È rimasto così colpito Gianni Pastorino (Rete a Sinistra/LiberaMente Liguria) dal libro dedicato ai risseu del Levante, che ha voluto diramare un comunicato in cui racconta le sue impressioni su questo affascinante viaggio.

Un viaggio lungo i risseu del levante a cavallo dei droni

«Questa mattina mi è stato presentato il libro “Prie De Ma – La Liguria dei Risseu da Portofino a Moneglia” dell’autrice architetto Rosangela Mammola, primo volume della collana itinerari di volo con immagini aeree dei risseu del Tigullio effettuate tramite utilizzo di droni.
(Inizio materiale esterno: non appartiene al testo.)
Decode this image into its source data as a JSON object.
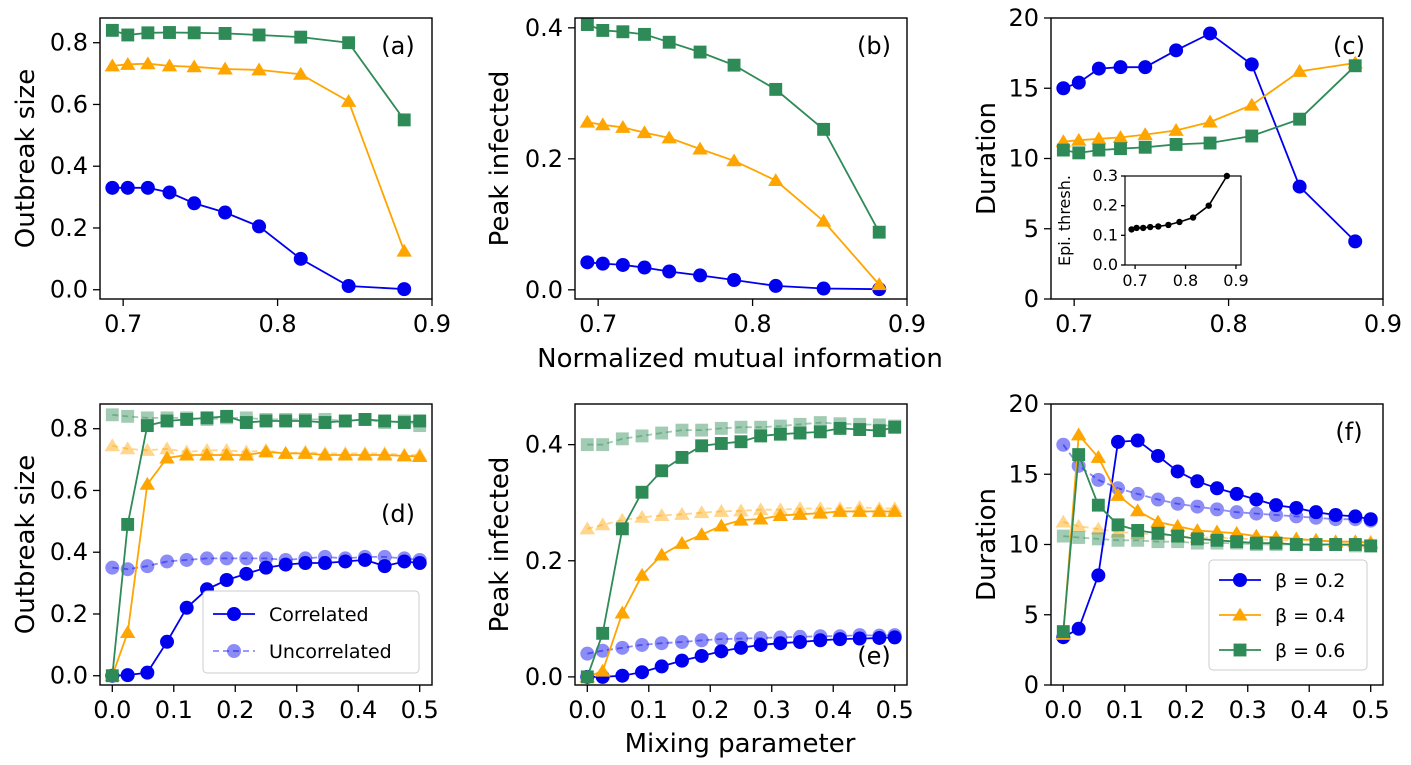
{
  "colors": {
    "beta_0_2": "#0000ee",
    "beta_0_4": "#ffa500",
    "beta_0_6": "#2e8b57",
    "inset": "#000000"
  },
  "shared_labels": {
    "top_xlabel": "Normalized mutual information",
    "bottom_xlabel": "Mixing parameter"
  },
  "chart_data": [
    {
      "id": "a",
      "type": "line",
      "tag": "(a)",
      "xlabel": "",
      "ylabel": "Outbreak size",
      "xlim": [
        0.685,
        0.9
      ],
      "ylim": [
        -0.03,
        0.88
      ],
      "xticks": [
        0.7,
        0.8,
        0.9
      ],
      "xticklabels": [
        "0.7",
        "0.8",
        "0.9"
      ],
      "yticks": [
        0,
        0.2,
        0.4,
        0.6,
        0.8
      ],
      "yticklabels": [
        "0.0",
        "0.2",
        "0.4",
        "0.6",
        "0.8"
      ],
      "x": [
        0.693,
        0.703,
        0.716,
        0.73,
        0.746,
        0.766,
        0.788,
        0.815,
        0.846,
        0.882
      ],
      "series": [
        {
          "name": "β = 0.2",
          "marker": "circle",
          "color": "#0000ee",
          "values": [
            0.33,
            0.33,
            0.33,
            0.315,
            0.28,
            0.25,
            0.205,
            0.1,
            0.012,
            0.002
          ]
        },
        {
          "name": "β = 0.4",
          "marker": "triangle",
          "color": "#ffa500",
          "values": [
            0.725,
            0.73,
            0.732,
            0.725,
            0.722,
            0.715,
            0.712,
            0.698,
            0.61,
            0.125
          ]
        },
        {
          "name": "β = 0.6",
          "marker": "square",
          "color": "#2e8b57",
          "values": [
            0.84,
            0.825,
            0.832,
            0.833,
            0.832,
            0.83,
            0.825,
            0.818,
            0.8,
            0.55
          ]
        }
      ]
    },
    {
      "id": "b",
      "type": "line",
      "tag": "(b)",
      "xlabel": "",
      "ylabel": "Peak infected",
      "xlim": [
        0.685,
        0.9
      ],
      "ylim": [
        -0.014,
        0.415
      ],
      "xticks": [
        0.7,
        0.8,
        0.9
      ],
      "xticklabels": [
        "0.7",
        "0.8",
        "0.9"
      ],
      "yticks": [
        0,
        0.2,
        0.4
      ],
      "yticklabels": [
        "0.0",
        "0.2",
        "0.4"
      ],
      "x": [
        0.693,
        0.703,
        0.716,
        0.73,
        0.746,
        0.766,
        0.788,
        0.815,
        0.846,
        0.882
      ],
      "series": [
        {
          "name": "β = 0.2",
          "marker": "circle",
          "color": "#0000ee",
          "values": [
            0.042,
            0.04,
            0.038,
            0.034,
            0.028,
            0.022,
            0.015,
            0.006,
            0.002,
            0.001
          ]
        },
        {
          "name": "β = 0.4",
          "marker": "triangle",
          "color": "#ffa500",
          "values": [
            0.256,
            0.252,
            0.248,
            0.24,
            0.232,
            0.215,
            0.197,
            0.167,
            0.105,
            0.008
          ]
        },
        {
          "name": "β = 0.6",
          "marker": "square",
          "color": "#2e8b57",
          "values": [
            0.405,
            0.396,
            0.394,
            0.39,
            0.378,
            0.363,
            0.343,
            0.306,
            0.245,
            0.088
          ]
        }
      ]
    },
    {
      "id": "c",
      "type": "line",
      "tag": "(c)",
      "xlabel": "",
      "ylabel": "Duration",
      "xlim": [
        0.685,
        0.9
      ],
      "ylim": [
        0,
        20
      ],
      "xticks": [
        0.7,
        0.8,
        0.9
      ],
      "xticklabels": [
        "0.7",
        "0.8",
        "0.9"
      ],
      "yticks": [
        0,
        5,
        10,
        15,
        20
      ],
      "yticklabels": [
        "0",
        "5",
        "10",
        "15",
        "20"
      ],
      "x": [
        0.693,
        0.703,
        0.716,
        0.73,
        0.746,
        0.766,
        0.788,
        0.815,
        0.846,
        0.882
      ],
      "series": [
        {
          "name": "β = 0.2",
          "marker": "circle",
          "color": "#0000ee",
          "values": [
            15.0,
            15.4,
            16.4,
            16.5,
            16.5,
            17.7,
            18.9,
            16.7,
            8.0,
            4.1
          ]
        },
        {
          "name": "β = 0.4",
          "marker": "triangle",
          "color": "#ffa500",
          "values": [
            11.2,
            11.3,
            11.4,
            11.5,
            11.7,
            12.0,
            12.6,
            13.8,
            16.2,
            16.8
          ]
        },
        {
          "name": "β = 0.6",
          "marker": "square",
          "color": "#2e8b57",
          "values": [
            10.6,
            10.4,
            10.6,
            10.7,
            10.8,
            11.0,
            11.1,
            11.6,
            12.8,
            16.6
          ]
        }
      ],
      "inset": {
        "type": "line",
        "ylabel": "Epi. thresh.",
        "xlim": [
          0.68,
          0.91
        ],
        "ylim": [
          0,
          0.3
        ],
        "xticks": [
          0.7,
          0.8,
          0.9
        ],
        "xticklabels": [
          "0.7",
          "0.8",
          "0.9"
        ],
        "yticks": [
          0,
          0.1,
          0.2,
          0.3
        ],
        "yticklabels": [
          "0.0",
          "0.1",
          "0.2",
          "0.3"
        ],
        "x": [
          0.693,
          0.703,
          0.716,
          0.73,
          0.746,
          0.766,
          0.788,
          0.815,
          0.846,
          0.882
        ],
        "values": [
          0.12,
          0.125,
          0.125,
          0.128,
          0.13,
          0.135,
          0.145,
          0.16,
          0.2,
          0.3
        ],
        "color": "#000000"
      }
    },
    {
      "id": "d",
      "type": "line",
      "tag": "(d)",
      "xlabel": "",
      "ylabel": "Outbreak size",
      "xlim": [
        -0.02,
        0.52
      ],
      "ylim": [
        -0.03,
        0.88
      ],
      "xticks": [
        0,
        0.1,
        0.2,
        0.3,
        0.4,
        0.5
      ],
      "xticklabels": [
        "0.0",
        "0.1",
        "0.2",
        "0.3",
        "0.4",
        "0.5"
      ],
      "yticks": [
        0,
        0.2,
        0.4,
        0.6,
        0.8
      ],
      "yticklabels": [
        "0.0",
        "0.2",
        "0.4",
        "0.6",
        "0.8"
      ],
      "x": [
        0,
        0.025,
        0.057,
        0.089,
        0.121,
        0.154,
        0.186,
        0.218,
        0.25,
        0.282,
        0.314,
        0.346,
        0.379,
        0.411,
        0.443,
        0.475,
        0.5
      ],
      "series": [
        {
          "name": "β = 0.2 correlated",
          "marker": "circle",
          "color": "#0000ee",
          "dashed": false,
          "alpha": 1,
          "values": [
            0.0,
            0.002,
            0.01,
            0.11,
            0.22,
            0.28,
            0.31,
            0.33,
            0.35,
            0.36,
            0.365,
            0.365,
            0.37,
            0.375,
            0.355,
            0.37,
            0.365
          ]
        },
        {
          "name": "β = 0.4 correlated",
          "marker": "triangle",
          "color": "#ffa500",
          "dashed": false,
          "alpha": 1,
          "values": [
            0.0,
            0.14,
            0.62,
            0.705,
            0.715,
            0.715,
            0.715,
            0.715,
            0.725,
            0.72,
            0.72,
            0.715,
            0.715,
            0.715,
            0.715,
            0.712,
            0.71
          ]
        },
        {
          "name": "β = 0.6 correlated",
          "marker": "square",
          "color": "#2e8b57",
          "dashed": false,
          "alpha": 1,
          "values": [
            0.0,
            0.49,
            0.81,
            0.825,
            0.83,
            0.835,
            0.84,
            0.82,
            0.825,
            0.825,
            0.825,
            0.82,
            0.825,
            0.83,
            0.825,
            0.82,
            0.825
          ]
        },
        {
          "name": "β = 0.2 uncorrelated",
          "marker": "circle",
          "color": "#0000ee",
          "dashed": true,
          "alpha": 0.45,
          "values": [
            0.35,
            0.345,
            0.355,
            0.37,
            0.375,
            0.38,
            0.38,
            0.38,
            0.38,
            0.375,
            0.38,
            0.385,
            0.38,
            0.385,
            0.385,
            0.38,
            0.375
          ]
        },
        {
          "name": "β = 0.4 uncorrelated",
          "marker": "triangle",
          "color": "#ffa500",
          "dashed": true,
          "alpha": 0.45,
          "values": [
            0.745,
            0.735,
            0.73,
            0.735,
            0.725,
            0.73,
            0.73,
            0.725,
            0.73,
            0.72,
            0.725,
            0.72,
            0.72,
            0.72,
            0.72,
            0.715,
            0.715
          ]
        },
        {
          "name": "β = 0.6 uncorrelated",
          "marker": "square",
          "color": "#2e8b57",
          "dashed": true,
          "alpha": 0.45,
          "values": [
            0.845,
            0.84,
            0.835,
            0.835,
            0.835,
            0.83,
            0.835,
            0.835,
            0.83,
            0.83,
            0.83,
            0.83,
            0.825,
            0.83,
            0.82,
            0.825,
            0.81
          ]
        }
      ],
      "legend": {
        "placement": "lower-right",
        "entries": [
          "Correlated",
          "Uncorrelated"
        ]
      }
    },
    {
      "id": "e",
      "type": "line",
      "tag": "(e)",
      "xlabel": "",
      "ylabel": "Peak infected",
      "xlim": [
        -0.02,
        0.52
      ],
      "ylim": [
        -0.014,
        0.47
      ],
      "xticks": [
        0,
        0.1,
        0.2,
        0.3,
        0.4,
        0.5
      ],
      "xticklabels": [
        "0.0",
        "0.1",
        "0.2",
        "0.3",
        "0.4",
        "0.5"
      ],
      "yticks": [
        0,
        0.2,
        0.4
      ],
      "yticklabels": [
        "0.0",
        "0.2",
        "0.4"
      ],
      "x": [
        0,
        0.025,
        0.057,
        0.089,
        0.121,
        0.154,
        0.186,
        0.218,
        0.25,
        0.282,
        0.314,
        0.346,
        0.379,
        0.411,
        0.443,
        0.475,
        0.5
      ],
      "series": [
        {
          "name": "β = 0.2 correlated",
          "marker": "circle",
          "color": "#0000ee",
          "dashed": false,
          "alpha": 1,
          "values": [
            0.0,
            0.0,
            0.002,
            0.008,
            0.018,
            0.028,
            0.036,
            0.044,
            0.05,
            0.055,
            0.058,
            0.06,
            0.063,
            0.065,
            0.066,
            0.067,
            0.068
          ]
        },
        {
          "name": "β = 0.4 correlated",
          "marker": "triangle",
          "color": "#ffa500",
          "dashed": false,
          "alpha": 1,
          "values": [
            0.0,
            0.01,
            0.11,
            0.175,
            0.21,
            0.23,
            0.245,
            0.26,
            0.27,
            0.272,
            0.278,
            0.28,
            0.282,
            0.285,
            0.285,
            0.285,
            0.285
          ]
        },
        {
          "name": "β = 0.6 correlated",
          "marker": "square",
          "color": "#2e8b57",
          "dashed": false,
          "alpha": 1,
          "values": [
            0.0,
            0.075,
            0.255,
            0.318,
            0.355,
            0.378,
            0.398,
            0.402,
            0.405,
            0.415,
            0.418,
            0.42,
            0.422,
            0.428,
            0.426,
            0.424,
            0.43
          ]
        },
        {
          "name": "β = 0.2 uncorrelated",
          "marker": "circle",
          "color": "#0000ee",
          "dashed": true,
          "alpha": 0.45,
          "values": [
            0.04,
            0.045,
            0.05,
            0.055,
            0.058,
            0.06,
            0.063,
            0.065,
            0.066,
            0.067,
            0.068,
            0.069,
            0.07,
            0.07,
            0.072,
            0.071,
            0.072
          ]
        },
        {
          "name": "β = 0.4 uncorrelated",
          "marker": "triangle",
          "color": "#ffa500",
          "dashed": true,
          "alpha": 0.45,
          "values": [
            0.255,
            0.262,
            0.27,
            0.275,
            0.278,
            0.28,
            0.283,
            0.285,
            0.286,
            0.288,
            0.288,
            0.29,
            0.29,
            0.29,
            0.292,
            0.29,
            0.29
          ]
        },
        {
          "name": "β = 0.6 uncorrelated",
          "marker": "square",
          "color": "#2e8b57",
          "dashed": true,
          "alpha": 0.45,
          "values": [
            0.4,
            0.4,
            0.41,
            0.415,
            0.42,
            0.425,
            0.425,
            0.428,
            0.43,
            0.43,
            0.432,
            0.435,
            0.438,
            0.436,
            0.435,
            0.434,
            0.432
          ]
        }
      ]
    },
    {
      "id": "f",
      "type": "line",
      "tag": "(f)",
      "xlabel": "",
      "ylabel": "Duration",
      "xlim": [
        -0.02,
        0.52
      ],
      "ylim": [
        0,
        20
      ],
      "xticks": [
        0,
        0.1,
        0.2,
        0.3,
        0.4,
        0.5
      ],
      "xticklabels": [
        "0.0",
        "0.1",
        "0.2",
        "0.3",
        "0.4",
        "0.5"
      ],
      "yticks": [
        0,
        5,
        10,
        15,
        20
      ],
      "yticklabels": [
        "0",
        "5",
        "10",
        "15",
        "20"
      ],
      "x": [
        0,
        0.025,
        0.057,
        0.089,
        0.121,
        0.154,
        0.186,
        0.218,
        0.25,
        0.282,
        0.314,
        0.346,
        0.379,
        0.411,
        0.443,
        0.475,
        0.5
      ],
      "series": [
        {
          "name": "β = 0.2 correlated",
          "marker": "circle",
          "color": "#0000ee",
          "dashed": false,
          "alpha": 1,
          "values": [
            3.4,
            4.0,
            7.8,
            17.3,
            17.4,
            16.3,
            15.2,
            14.5,
            14.0,
            13.6,
            13.2,
            12.8,
            12.6,
            12.3,
            12.1,
            12.0,
            11.8
          ]
        },
        {
          "name": "β = 0.4 correlated",
          "marker": "triangle",
          "color": "#ffa500",
          "dashed": false,
          "alpha": 1,
          "values": [
            3.6,
            17.8,
            16.2,
            13.5,
            12.4,
            11.6,
            11.3,
            11.0,
            10.9,
            10.8,
            10.6,
            10.5,
            10.4,
            10.3,
            10.2,
            10.2,
            10.1
          ]
        },
        {
          "name": "β = 0.6 correlated",
          "marker": "square",
          "color": "#2e8b57",
          "dashed": false,
          "alpha": 1,
          "values": [
            3.8,
            16.4,
            12.8,
            11.4,
            11.0,
            10.8,
            10.6,
            10.4,
            10.3,
            10.2,
            10.1,
            10.1,
            10.0,
            10.0,
            10.0,
            10.0,
            9.9
          ]
        },
        {
          "name": "β = 0.2 uncorrelated",
          "marker": "circle",
          "color": "#0000ee",
          "dashed": true,
          "alpha": 0.45,
          "values": [
            17.1,
            15.6,
            14.6,
            14.0,
            13.6,
            13.2,
            12.9,
            12.7,
            12.5,
            12.3,
            12.2,
            12.1,
            12.0,
            11.9,
            11.8,
            11.8,
            11.7
          ]
        },
        {
          "name": "β = 0.4 uncorrelated",
          "marker": "triangle",
          "color": "#ffa500",
          "dashed": true,
          "alpha": 0.45,
          "values": [
            11.6,
            11.3,
            11.1,
            10.9,
            10.8,
            10.7,
            10.6,
            10.5,
            10.5,
            10.4,
            10.4,
            10.3,
            10.3,
            10.3,
            10.2,
            10.2,
            10.2
          ]
        },
        {
          "name": "β = 0.6 uncorrelated",
          "marker": "square",
          "color": "#2e8b57",
          "dashed": true,
          "alpha": 0.45,
          "values": [
            10.6,
            10.5,
            10.4,
            10.3,
            10.3,
            10.2,
            10.2,
            10.1,
            10.1,
            10.1,
            10.0,
            10.0,
            10.0,
            10.0,
            10.0,
            9.9,
            9.9
          ]
        }
      ],
      "legend": {
        "placement": "lower-right",
        "entries": [
          "β = 0.2",
          "β = 0.4",
          "β = 0.6"
        ]
      }
    }
  ]
}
L’impatto con questo libro e con la sua ideatrice è stato veramente notevole», scrive il consigliere Pastorino.

«L’opera si presenta come un insieme coordinato di fotografie che ritraggono 56 siti, contenenti risseu particolarmente estesi in una parte del territorio del levante ligure, che sono stati “immortalati” tramite l’uso della tecnologia d’avanguardia dei droni. Si tratta di un viaggio affascinante all’interno di un percorso storico rappresentato da un artigianato di elevatissima qualità e professionalità che ci consegna una fotografia del territorio ligure di inedita, ma anche di straordinaria e struggente bellezza. Nello sfogliare questo libro emerge un forte legame dell’autrice con la sua terra e le tradizioni alla continua ricerca di un equilibrio tra realizzazione artistica e presenza di pathos umano che caratterizza le numerose fotografie presenti nel volume».

«Non solo celebrazione della bellezza ma stimoli per migliorarsi»
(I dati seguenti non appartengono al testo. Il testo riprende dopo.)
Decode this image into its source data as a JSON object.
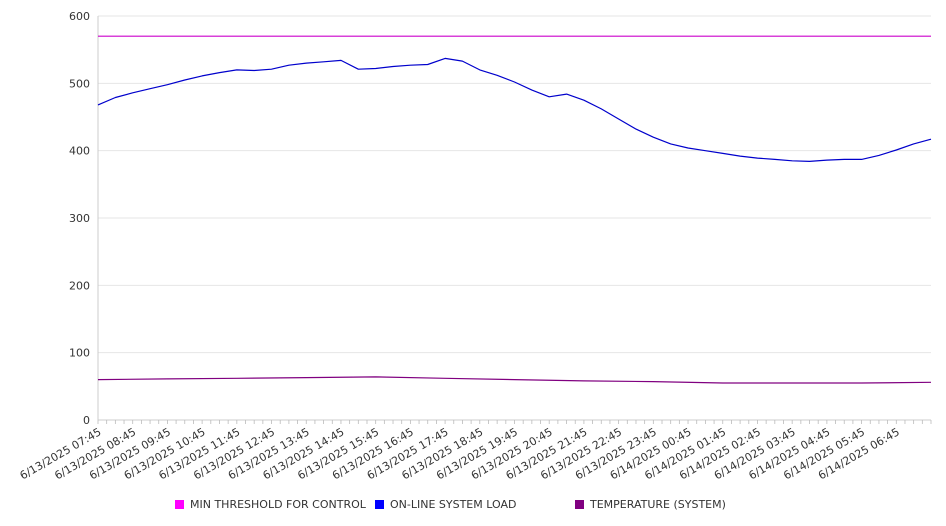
{
  "chart_data": {
    "type": "line",
    "title": "",
    "xlabel": "",
    "ylabel": "",
    "ylim": [
      0,
      600
    ],
    "y_ticks": [
      "0",
      "100",
      "200",
      "300",
      "400",
      "500",
      "600"
    ],
    "grid": "horizontal",
    "legend_position": "bottom",
    "x_tick_labels": [
      "6/13/2025 07:45",
      "6/13/2025 08:45",
      "6/13/2025 09:45",
      "6/13/2025 10:45",
      "6/13/2025 11:45",
      "6/13/2025 12:45",
      "6/13/2025 13:45",
      "6/13/2025 14:45",
      "6/13/2025 15:45",
      "6/13/2025 16:45",
      "6/13/2025 17:45",
      "6/13/2025 18:45",
      "6/13/2025 19:45",
      "6/13/2025 20:45",
      "6/13/2025 21:45",
      "6/13/2025 22:45",
      "6/13/2025 23:45",
      "6/14/2025 00:45",
      "6/14/2025 01:45",
      "6/14/2025 02:45",
      "6/14/2025 03:45",
      "6/14/2025 04:45",
      "6/14/2025 05:45",
      "6/14/2025 06:45"
    ],
    "x_start": "6/13/2025 07:45",
    "x_end": "6/14/2025 07:45",
    "series": [
      {
        "name": "MIN THRESHOLD FOR CONTROL",
        "color": "#cc00cc",
        "x": [
          "6/13/2025 07:45",
          "6/14/2025 07:45"
        ],
        "values": [
          570,
          570
        ]
      },
      {
        "name": "ON-LINE SYSTEM LOAD",
        "color": "#0000cc",
        "x": [
          "6/13/2025 07:45",
          "6/13/2025 08:15",
          "6/13/2025 08:45",
          "6/13/2025 09:15",
          "6/13/2025 09:45",
          "6/13/2025 10:15",
          "6/13/2025 10:45",
          "6/13/2025 11:15",
          "6/13/2025 11:45",
          "6/13/2025 12:15",
          "6/13/2025 12:45",
          "6/13/2025 13:15",
          "6/13/2025 13:45",
          "6/13/2025 14:15",
          "6/13/2025 14:45",
          "6/13/2025 15:15",
          "6/13/2025 15:45",
          "6/13/2025 16:15",
          "6/13/2025 16:45",
          "6/13/2025 17:15",
          "6/13/2025 17:45",
          "6/13/2025 18:15",
          "6/13/2025 18:45",
          "6/13/2025 19:15",
          "6/13/2025 19:45",
          "6/13/2025 20:15",
          "6/13/2025 20:45",
          "6/13/2025 21:15",
          "6/13/2025 21:45",
          "6/13/2025 22:15",
          "6/13/2025 22:45",
          "6/13/2025 23:15",
          "6/13/2025 23:45",
          "6/14/2025 00:15",
          "6/14/2025 00:45",
          "6/14/2025 01:15",
          "6/14/2025 01:45",
          "6/14/2025 02:15",
          "6/14/2025 02:45",
          "6/14/2025 03:15",
          "6/14/2025 03:45",
          "6/14/2025 04:15",
          "6/14/2025 04:45",
          "6/14/2025 05:15",
          "6/14/2025 05:45",
          "6/14/2025 06:15",
          "6/14/2025 06:45",
          "6/14/2025 07:15",
          "6/14/2025 07:45"
        ],
        "values": [
          468,
          479,
          486,
          492,
          498,
          505,
          511,
          516,
          520,
          519,
          521,
          527,
          530,
          532,
          534,
          521,
          522,
          525,
          527,
          528,
          537,
          533,
          520,
          512,
          502,
          490,
          480,
          484,
          475,
          462,
          447,
          432,
          420,
          410,
          404,
          400,
          396,
          392,
          389,
          387,
          385,
          384,
          386,
          387,
          387,
          393,
          401,
          410,
          417
        ]
      },
      {
        "name": "TEMPERATURE (SYSTEM)",
        "color": "#800080",
        "x": [
          "6/13/2025 07:45",
          "6/13/2025 09:45",
          "6/13/2025 11:45",
          "6/13/2025 13:45",
          "6/13/2025 15:45",
          "6/13/2025 17:45",
          "6/13/2025 19:45",
          "6/13/2025 21:45",
          "6/13/2025 23:45",
          "6/14/2025 01:45",
          "6/14/2025 03:45",
          "6/14/2025 05:45",
          "6/14/2025 07:45"
        ],
        "values": [
          60,
          61,
          62,
          63,
          64,
          62,
          60,
          58,
          57,
          55,
          55,
          55,
          56
        ]
      }
    ]
  }
}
«Da politico, sono stato attratto da questo libro perché nella sua coerenza e semplicità ci consegna una visione del nostro territorio, ma anche di una possibilità di miglioramento dato che questa straordinaria opera d’arte potrebbe servire da utile stimolo per concretizzare processi e operazioni di manutenzione e tutela di altri beni storici. In altri termini, considero questo volume un “meta-libro” nel senso che, se letto e filtrato con i giusti strumenti valoriali e sensoriali, va oltre e al di là delle intenzioni di mostrarci la bellezza dei luoghi per costruire un nuovo patrimonio umano, sociale e artistico condiviso. Consiglio vivamente il libro e la sua visione per una conoscenza di beni culturali che spesso non riusciamo a vedere o vivere appieno nella loro interezza. Sprono inoltre i lettori ad organizzare una visita a tutti i 56 siti presenti nell’opera per vedere di persona la policromia dai tratti orientali tipica di queste forme di artigianato che commistionano svariate tecniche artistiche. Questo libro è una splendido e affascinante percorso che rimanda e si riconnette alla tematica propria del viaggio che a sua volta si lega all’antica tradizione storica. Il viaggio come metafora della vita, già ripresa da Dante e da Ulisse, prefigurano un percorso di ricerca di interiorità e di scoperta di se stessi. Viaggiando, in senso reale e metaforico, possiamo realizzare le nostre ambizioni e desideri più profondi che ci spingono ad affrontare le continue sfide che ci propone la vita dandole un senso».